Wein ist den Menschen gegeben, um sich daran zu erfreuen (Ps 104,15). Deshalb spricht Wein symbolisch von irdischer Freude, die Gott uns zum Genuss gegeben hat. Allerdings hat Wein immer das Potenzial von „Ausschweifung“, wenn man zu viel davon nimmt und sich damit berauscht (Eph 5,18).

Es spricht nichts gegen den Genuss irdischer Freuden. Wer gerne gutes Essen genießt, Ausflüge in eine schöne Umgebung macht oder Freude an körperlicher Betätigung, Sport, Werken, Handarbeit, Technik, Architektur oder Dekorationsgegenständen hat, darf sich damit beschäftigen. Wenn es aber überhandnimmt in unserem Leben und uns zeitlich oder gedanklich vereinnahmt, ist es zum Schaden. „Alles ist mir erlaubt“, sagt Paulus, „aber nicht alles ist nützlich. Alles ist mir erlaubt, aber ich will mich von keinem beherrschen lassen“ (1. Kor 6,12).

Für den Nasir, denjenigen, der sein Leben ganz Gott weihen wollte, galt es, zuallererst auf Wein zu verzichten (4. Mo 6,3). Heute kehrt sich ein Gott geweihter Christ freiwillig von Dingen ab, die ihm früher viel bedeuteten. Weltlich gesinnte Christen haben dafür kein Verständnis.

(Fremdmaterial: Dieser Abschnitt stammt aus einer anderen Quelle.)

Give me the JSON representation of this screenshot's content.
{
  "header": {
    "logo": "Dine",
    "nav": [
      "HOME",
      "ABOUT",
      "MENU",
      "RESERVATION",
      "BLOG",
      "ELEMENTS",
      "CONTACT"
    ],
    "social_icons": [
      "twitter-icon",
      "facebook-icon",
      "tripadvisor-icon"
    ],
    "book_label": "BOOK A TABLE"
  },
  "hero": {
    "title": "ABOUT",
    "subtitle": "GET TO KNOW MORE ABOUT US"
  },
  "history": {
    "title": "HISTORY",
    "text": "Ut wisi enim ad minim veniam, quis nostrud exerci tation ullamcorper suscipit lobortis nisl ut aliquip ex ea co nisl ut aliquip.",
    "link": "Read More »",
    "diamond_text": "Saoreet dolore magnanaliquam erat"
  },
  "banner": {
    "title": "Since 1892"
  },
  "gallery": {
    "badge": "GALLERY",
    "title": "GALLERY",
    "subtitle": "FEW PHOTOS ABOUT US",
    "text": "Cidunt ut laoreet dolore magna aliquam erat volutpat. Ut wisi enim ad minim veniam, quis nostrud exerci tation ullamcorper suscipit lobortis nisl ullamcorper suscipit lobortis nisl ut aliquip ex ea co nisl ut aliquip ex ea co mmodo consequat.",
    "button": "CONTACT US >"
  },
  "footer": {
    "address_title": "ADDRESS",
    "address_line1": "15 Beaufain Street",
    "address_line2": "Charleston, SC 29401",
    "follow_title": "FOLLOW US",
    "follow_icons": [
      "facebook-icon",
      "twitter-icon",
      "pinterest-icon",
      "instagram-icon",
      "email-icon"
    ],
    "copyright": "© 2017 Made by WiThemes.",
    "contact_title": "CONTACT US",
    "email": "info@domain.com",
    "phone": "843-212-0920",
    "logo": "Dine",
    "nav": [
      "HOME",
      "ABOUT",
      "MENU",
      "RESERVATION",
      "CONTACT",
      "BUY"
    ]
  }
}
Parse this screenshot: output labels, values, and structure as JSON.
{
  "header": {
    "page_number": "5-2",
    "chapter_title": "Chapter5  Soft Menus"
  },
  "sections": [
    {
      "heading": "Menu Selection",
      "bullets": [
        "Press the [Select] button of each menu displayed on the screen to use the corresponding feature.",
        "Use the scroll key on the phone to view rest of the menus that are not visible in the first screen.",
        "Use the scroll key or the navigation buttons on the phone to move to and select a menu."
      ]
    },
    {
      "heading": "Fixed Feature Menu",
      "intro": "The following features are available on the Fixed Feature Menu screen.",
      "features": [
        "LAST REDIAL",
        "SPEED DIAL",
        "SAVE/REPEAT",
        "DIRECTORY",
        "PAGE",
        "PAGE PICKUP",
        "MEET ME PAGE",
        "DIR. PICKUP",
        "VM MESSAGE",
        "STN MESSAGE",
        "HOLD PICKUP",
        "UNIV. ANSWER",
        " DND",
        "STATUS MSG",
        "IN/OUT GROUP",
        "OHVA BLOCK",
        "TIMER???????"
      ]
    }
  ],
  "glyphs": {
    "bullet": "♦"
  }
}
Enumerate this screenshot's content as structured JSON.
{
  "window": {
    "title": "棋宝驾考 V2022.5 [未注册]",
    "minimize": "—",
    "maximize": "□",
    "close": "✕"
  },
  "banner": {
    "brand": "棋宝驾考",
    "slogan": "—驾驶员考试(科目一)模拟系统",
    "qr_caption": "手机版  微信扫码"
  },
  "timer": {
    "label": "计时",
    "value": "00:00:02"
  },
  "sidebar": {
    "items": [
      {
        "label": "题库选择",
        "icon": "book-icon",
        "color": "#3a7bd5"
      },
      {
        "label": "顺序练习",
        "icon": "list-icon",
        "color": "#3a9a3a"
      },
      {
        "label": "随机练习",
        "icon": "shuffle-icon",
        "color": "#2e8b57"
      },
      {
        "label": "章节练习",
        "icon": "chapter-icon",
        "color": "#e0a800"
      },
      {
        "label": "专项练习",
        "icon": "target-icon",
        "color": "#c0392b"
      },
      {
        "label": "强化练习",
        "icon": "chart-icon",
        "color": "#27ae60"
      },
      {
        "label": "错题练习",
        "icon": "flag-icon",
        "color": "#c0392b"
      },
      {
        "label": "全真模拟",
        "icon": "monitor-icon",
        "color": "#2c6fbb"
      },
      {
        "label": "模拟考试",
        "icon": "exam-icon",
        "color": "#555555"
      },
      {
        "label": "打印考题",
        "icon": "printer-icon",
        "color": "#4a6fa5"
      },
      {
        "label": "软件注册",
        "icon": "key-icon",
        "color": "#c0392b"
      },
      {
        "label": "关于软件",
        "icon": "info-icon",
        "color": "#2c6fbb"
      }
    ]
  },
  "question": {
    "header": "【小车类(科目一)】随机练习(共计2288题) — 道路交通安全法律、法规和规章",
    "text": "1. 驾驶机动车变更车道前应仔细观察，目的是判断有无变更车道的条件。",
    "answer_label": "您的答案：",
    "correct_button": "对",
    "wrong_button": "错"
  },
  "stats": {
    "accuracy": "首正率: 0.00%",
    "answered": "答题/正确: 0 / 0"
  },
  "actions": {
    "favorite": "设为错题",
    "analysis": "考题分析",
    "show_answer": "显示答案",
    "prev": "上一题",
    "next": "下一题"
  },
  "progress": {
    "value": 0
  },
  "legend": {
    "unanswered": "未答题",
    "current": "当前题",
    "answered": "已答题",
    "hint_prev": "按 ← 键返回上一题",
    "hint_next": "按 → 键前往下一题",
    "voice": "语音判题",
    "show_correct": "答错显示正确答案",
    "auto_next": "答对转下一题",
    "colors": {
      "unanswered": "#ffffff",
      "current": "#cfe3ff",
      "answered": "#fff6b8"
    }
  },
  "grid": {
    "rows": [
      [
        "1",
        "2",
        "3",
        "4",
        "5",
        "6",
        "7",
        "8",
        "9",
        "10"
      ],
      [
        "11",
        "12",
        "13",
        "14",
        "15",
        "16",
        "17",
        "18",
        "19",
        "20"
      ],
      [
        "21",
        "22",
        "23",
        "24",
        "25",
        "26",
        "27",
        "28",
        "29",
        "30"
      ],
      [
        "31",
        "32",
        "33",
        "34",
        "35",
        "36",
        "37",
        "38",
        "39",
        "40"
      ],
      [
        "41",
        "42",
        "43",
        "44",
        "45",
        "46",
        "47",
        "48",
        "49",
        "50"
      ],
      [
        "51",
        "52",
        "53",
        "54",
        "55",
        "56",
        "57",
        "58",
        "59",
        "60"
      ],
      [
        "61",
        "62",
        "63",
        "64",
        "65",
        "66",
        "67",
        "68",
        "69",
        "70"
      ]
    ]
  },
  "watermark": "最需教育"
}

Der Prophet Amos hält dem Volk vor, dass sie „den Nasiräern Wein zu trinken gegeben“ haben (Amos 2,12), um ihr lästiges Vorbild loszuwerden. Aber der für Gott Abgesonderte weiß, dass es etwas gibt, das „besser ist als Wein“: die Liebe Christi (Hld 1,2). Er empfindet die Abkehr von irdischen Dingen gar nicht als Verzicht, sondern als Erleichterung, weil der Christus durch den Glauben in seinem Herzen wohnt. Der Genuss der Liebe Christi füllte Paulus so aus, dass er alles, was ihn von der Vortrefflichkeit dieser Liebe ablenkte, als Verlust und Dreck ansah (Eph 3,17.19; Phil 3,7.8).

Kennen wir die Liebe Christi als herzerfüllenden Gegenstand? Ihr Genuss ist besser als alles, was die Erde und erst recht die Welt bietet. Sogar David kannte etwas von diesem Genuss: „Du hast Freude in mein Herz gegeben, mehr als zur Zeit, als es viel Korn und Most gab.“ Deshalb fragt er: „Bis wann werdet ihr Eitles lieben? … Erkennt doch, dass der HERR den Frommen für sich abgesondert hat“ (Ps 4,8.3.4).

Für den Bräutigam im Hohelied war die Liebe seiner Braut nicht nur besser, sondern „viel besser als Wein“ (Hld 4,10). Welche Wertschätzung für unsere geringe Liebe zu Ihm! Wie wenig schätzen wir oft seine unendliche Liebe zu uns. Und doch wäre die Beschäftigung mit seiner Liebe zu uns der beste Antrieb für ein Ihm geweihtes Leben, das nicht ständig nach Ablenkung durch irdische Genüsse Ausschau hält. Deshalb: „Sucht, was droben ist, wo der Christus ist, sitzend zur Rechten Gottes. Sinnt auf das, was droben ist, nicht auf das, was auf der Erde ist“ (Kol 3,1.2).